26.01.2005 - Kirchenzeitung der Diözese Linz, Herbert Schicho
Gesundheits-Päpste, Fitness-Kult, Wellness-Tempel. Man geißelt sich, wallfahrtet zu heiligen Quellen und fastet. Gesundheit wird zur Religion.
„Hauptsache, gesund bleiben!“ Dafür opfern manche Menschen ihr Leben. Dr. Manfred Lütz ist nicht nur Mediziner, sondern auch Theologe. Und er entlarvt den Gesundheitswahn, sieht darin eine neue Religion. „Ich halte die Gesundheitsreligion erstens für albern, zweitens für anstrengend, drittens für teuer, viertens für lebensgefährlich und überhaupt für eine abscheuliche Sekte.“ Die Dogmen der neuen Glaubensgemeinschaft: Gesundheit ist das höchste Gut und Gesundheit ist herstellbar, bei Nichterfüllung Klage.Die Auswirkungen sind bekannt: Gesellschaftlich explodieren die Kosten des Gesundheitssystems und persönlich geht es uns auch nicht besser. Diät-Sadismus vergällt einem die Freude am Essen. Der Fitness-Stress lässt freie Stunden am elektronischen Laufband vergehen. Dahinter steht, so Lütz, die Abwehr des letzten Tabus unserer Gesellschaft: des Todes. Doch das „ewige Leben auf Krankenschein“ gibt es nicht. Gegen diese Religion gelte es laut Lütz aufzutreten.
Heilung
Lütz tritt für einen gelasseneren Umgang mit Krankheit und Schmerz ein, für ein lustvolles Leben, in dem Behinderung, Krankheit, Alter und Tod angenommen und integriert werden.

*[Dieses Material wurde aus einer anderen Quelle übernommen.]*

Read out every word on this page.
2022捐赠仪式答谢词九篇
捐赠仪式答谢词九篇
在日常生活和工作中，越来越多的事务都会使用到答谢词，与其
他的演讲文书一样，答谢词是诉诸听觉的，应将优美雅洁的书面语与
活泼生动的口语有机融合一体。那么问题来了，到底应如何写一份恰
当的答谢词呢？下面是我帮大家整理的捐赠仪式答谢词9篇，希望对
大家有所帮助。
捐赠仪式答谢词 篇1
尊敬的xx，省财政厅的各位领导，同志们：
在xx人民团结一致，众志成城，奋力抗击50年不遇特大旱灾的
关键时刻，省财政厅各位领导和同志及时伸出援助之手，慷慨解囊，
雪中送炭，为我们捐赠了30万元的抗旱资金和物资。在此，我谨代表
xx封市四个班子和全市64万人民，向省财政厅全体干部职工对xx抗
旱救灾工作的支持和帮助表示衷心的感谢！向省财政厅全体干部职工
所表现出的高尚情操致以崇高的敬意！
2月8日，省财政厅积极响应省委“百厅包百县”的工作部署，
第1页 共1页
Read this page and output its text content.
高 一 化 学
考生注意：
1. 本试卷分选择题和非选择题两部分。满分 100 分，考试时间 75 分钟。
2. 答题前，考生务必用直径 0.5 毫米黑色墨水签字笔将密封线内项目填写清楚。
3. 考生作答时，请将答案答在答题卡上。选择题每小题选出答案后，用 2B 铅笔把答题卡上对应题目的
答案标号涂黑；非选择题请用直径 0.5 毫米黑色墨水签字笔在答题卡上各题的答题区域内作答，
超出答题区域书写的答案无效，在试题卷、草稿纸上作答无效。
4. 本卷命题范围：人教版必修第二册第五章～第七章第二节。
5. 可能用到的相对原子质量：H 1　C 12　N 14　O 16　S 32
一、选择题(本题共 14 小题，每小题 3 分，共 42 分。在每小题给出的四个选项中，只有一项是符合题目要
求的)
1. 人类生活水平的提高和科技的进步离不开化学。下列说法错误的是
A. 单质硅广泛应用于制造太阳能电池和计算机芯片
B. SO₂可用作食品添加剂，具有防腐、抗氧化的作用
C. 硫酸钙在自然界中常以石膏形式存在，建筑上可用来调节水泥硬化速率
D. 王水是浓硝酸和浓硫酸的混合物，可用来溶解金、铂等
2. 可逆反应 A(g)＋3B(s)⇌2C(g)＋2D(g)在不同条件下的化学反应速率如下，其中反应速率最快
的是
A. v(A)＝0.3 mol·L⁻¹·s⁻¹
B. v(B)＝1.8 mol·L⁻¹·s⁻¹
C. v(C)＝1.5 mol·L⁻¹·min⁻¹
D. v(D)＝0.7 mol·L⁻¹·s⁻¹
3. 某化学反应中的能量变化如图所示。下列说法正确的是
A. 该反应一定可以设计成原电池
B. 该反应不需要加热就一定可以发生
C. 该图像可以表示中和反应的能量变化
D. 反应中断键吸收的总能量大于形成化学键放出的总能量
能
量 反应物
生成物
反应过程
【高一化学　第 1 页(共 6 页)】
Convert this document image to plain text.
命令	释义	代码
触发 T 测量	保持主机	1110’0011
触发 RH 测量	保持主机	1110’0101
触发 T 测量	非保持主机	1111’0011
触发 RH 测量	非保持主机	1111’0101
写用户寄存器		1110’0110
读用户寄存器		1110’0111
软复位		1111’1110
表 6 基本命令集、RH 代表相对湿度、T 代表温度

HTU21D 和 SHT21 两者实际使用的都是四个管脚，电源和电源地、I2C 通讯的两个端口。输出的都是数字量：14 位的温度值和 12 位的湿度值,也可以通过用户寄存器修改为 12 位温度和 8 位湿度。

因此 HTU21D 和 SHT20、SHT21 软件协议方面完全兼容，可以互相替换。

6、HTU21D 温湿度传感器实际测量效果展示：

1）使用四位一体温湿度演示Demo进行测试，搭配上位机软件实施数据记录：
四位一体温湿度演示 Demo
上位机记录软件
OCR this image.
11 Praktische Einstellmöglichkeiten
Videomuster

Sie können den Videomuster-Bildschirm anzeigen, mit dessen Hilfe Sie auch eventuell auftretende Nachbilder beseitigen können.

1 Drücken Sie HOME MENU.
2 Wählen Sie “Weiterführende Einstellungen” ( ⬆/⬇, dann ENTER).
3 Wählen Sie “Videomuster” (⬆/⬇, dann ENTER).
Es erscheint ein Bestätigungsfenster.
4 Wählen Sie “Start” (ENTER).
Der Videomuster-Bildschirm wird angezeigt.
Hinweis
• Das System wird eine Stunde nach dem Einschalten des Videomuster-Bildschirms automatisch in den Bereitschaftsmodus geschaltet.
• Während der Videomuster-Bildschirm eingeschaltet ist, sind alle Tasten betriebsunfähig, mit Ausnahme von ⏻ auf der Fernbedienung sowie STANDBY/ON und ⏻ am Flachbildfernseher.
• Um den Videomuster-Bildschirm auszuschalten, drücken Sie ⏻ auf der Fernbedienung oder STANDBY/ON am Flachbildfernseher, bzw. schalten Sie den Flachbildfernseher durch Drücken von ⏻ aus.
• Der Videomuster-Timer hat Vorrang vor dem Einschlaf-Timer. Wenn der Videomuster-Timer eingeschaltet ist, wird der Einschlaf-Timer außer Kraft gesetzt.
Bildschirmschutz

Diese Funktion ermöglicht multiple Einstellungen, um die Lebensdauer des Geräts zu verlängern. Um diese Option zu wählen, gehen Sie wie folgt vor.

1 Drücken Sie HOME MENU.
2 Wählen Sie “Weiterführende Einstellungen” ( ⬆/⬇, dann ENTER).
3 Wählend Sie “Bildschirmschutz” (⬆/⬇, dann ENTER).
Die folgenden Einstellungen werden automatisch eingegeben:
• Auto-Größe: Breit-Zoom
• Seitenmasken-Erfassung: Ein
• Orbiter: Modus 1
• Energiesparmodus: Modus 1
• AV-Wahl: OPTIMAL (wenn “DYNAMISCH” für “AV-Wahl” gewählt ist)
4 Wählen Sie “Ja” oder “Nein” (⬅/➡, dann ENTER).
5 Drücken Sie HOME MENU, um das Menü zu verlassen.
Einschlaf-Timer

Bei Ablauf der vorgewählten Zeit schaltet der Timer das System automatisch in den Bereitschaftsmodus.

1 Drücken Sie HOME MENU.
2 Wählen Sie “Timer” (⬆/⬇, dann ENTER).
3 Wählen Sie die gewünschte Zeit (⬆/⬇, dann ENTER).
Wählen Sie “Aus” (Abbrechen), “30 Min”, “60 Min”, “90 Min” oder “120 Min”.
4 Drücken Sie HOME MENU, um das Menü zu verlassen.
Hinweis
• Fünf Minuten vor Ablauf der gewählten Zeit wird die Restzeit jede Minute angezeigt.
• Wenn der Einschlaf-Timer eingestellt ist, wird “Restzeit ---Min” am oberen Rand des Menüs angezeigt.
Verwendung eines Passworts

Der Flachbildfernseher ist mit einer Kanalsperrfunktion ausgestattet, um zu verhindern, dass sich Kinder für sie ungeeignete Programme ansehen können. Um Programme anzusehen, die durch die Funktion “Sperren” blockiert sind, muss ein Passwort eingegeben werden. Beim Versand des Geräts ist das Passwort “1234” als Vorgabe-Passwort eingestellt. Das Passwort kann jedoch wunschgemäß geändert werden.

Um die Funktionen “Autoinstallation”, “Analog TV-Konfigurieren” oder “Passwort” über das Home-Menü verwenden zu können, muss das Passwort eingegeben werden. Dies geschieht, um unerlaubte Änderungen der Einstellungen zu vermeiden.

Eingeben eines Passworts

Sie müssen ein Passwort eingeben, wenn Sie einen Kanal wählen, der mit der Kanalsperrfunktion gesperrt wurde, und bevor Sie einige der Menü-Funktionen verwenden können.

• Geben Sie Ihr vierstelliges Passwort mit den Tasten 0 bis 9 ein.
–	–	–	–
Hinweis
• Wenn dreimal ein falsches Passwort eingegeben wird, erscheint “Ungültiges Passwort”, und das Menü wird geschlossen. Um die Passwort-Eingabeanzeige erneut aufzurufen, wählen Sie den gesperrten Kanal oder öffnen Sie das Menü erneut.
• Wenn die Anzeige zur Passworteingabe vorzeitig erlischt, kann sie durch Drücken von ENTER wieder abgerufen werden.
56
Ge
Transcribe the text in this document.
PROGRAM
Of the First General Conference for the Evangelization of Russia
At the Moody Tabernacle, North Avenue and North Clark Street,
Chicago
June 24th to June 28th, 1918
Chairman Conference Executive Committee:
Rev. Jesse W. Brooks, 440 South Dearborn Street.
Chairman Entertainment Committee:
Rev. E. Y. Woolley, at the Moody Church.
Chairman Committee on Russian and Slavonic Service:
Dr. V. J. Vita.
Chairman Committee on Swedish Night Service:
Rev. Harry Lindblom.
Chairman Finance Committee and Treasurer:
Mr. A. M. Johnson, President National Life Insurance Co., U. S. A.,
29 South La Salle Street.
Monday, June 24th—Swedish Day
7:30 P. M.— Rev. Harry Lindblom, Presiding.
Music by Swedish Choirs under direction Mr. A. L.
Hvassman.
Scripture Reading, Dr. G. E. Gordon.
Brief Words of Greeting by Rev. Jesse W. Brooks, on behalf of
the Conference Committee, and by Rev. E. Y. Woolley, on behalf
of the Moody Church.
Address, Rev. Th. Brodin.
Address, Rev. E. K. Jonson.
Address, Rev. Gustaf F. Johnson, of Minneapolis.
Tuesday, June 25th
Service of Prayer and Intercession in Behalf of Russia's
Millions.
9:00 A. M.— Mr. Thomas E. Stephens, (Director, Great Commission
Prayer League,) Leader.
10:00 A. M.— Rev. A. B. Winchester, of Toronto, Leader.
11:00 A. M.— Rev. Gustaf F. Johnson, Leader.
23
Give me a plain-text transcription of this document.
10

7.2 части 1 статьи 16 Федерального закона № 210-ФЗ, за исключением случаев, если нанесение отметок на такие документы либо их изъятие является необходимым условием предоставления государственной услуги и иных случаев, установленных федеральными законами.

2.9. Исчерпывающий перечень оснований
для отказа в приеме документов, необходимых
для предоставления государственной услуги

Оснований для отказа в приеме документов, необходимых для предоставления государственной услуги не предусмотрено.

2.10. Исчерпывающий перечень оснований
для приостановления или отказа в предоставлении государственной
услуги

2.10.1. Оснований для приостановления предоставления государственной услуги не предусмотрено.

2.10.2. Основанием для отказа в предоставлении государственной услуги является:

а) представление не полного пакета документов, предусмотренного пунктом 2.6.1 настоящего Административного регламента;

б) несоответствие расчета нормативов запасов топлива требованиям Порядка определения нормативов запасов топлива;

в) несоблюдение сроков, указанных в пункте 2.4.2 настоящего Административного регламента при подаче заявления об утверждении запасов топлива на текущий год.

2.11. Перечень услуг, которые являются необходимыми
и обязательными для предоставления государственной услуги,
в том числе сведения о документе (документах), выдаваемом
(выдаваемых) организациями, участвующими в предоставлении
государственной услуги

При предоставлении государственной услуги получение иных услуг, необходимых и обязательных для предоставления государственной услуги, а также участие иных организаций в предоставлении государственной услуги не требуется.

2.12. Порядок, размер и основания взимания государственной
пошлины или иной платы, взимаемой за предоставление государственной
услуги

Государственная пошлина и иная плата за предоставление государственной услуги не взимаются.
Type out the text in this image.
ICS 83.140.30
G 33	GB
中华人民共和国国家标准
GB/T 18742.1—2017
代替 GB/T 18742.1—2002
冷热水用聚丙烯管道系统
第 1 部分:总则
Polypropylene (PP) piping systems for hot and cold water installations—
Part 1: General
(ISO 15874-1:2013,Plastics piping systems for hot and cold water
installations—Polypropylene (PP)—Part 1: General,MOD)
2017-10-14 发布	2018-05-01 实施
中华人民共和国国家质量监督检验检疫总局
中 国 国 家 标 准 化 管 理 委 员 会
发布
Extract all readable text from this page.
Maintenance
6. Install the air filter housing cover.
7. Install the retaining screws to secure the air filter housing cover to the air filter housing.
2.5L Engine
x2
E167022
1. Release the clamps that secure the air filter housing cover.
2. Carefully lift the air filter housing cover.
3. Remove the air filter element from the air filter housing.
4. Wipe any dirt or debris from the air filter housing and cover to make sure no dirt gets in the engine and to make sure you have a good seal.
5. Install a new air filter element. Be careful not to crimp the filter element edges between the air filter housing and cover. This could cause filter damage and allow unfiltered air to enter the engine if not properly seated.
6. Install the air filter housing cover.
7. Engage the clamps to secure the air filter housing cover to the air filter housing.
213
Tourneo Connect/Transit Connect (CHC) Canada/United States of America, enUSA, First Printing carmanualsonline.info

Lebenslust sei nicht das tägliche Abrackern im Fitness-Studio oder eine krampfhafte Knäckebrotdiät.Nicht Fitness für ein möglichst langes Leben, sondern Lust am Leben, sollte die Devise sein. „Es gibt Menschen, die leben von morgens bis abends vorbeugend, um eines Tages gesund zu sterben“, so Lütz. Auch sei ein langes Leben nicht unbedingt erfüllter als ein kurzes. Zu einem erfüllten Leben gehören eben Krankheit, Leid und Tod.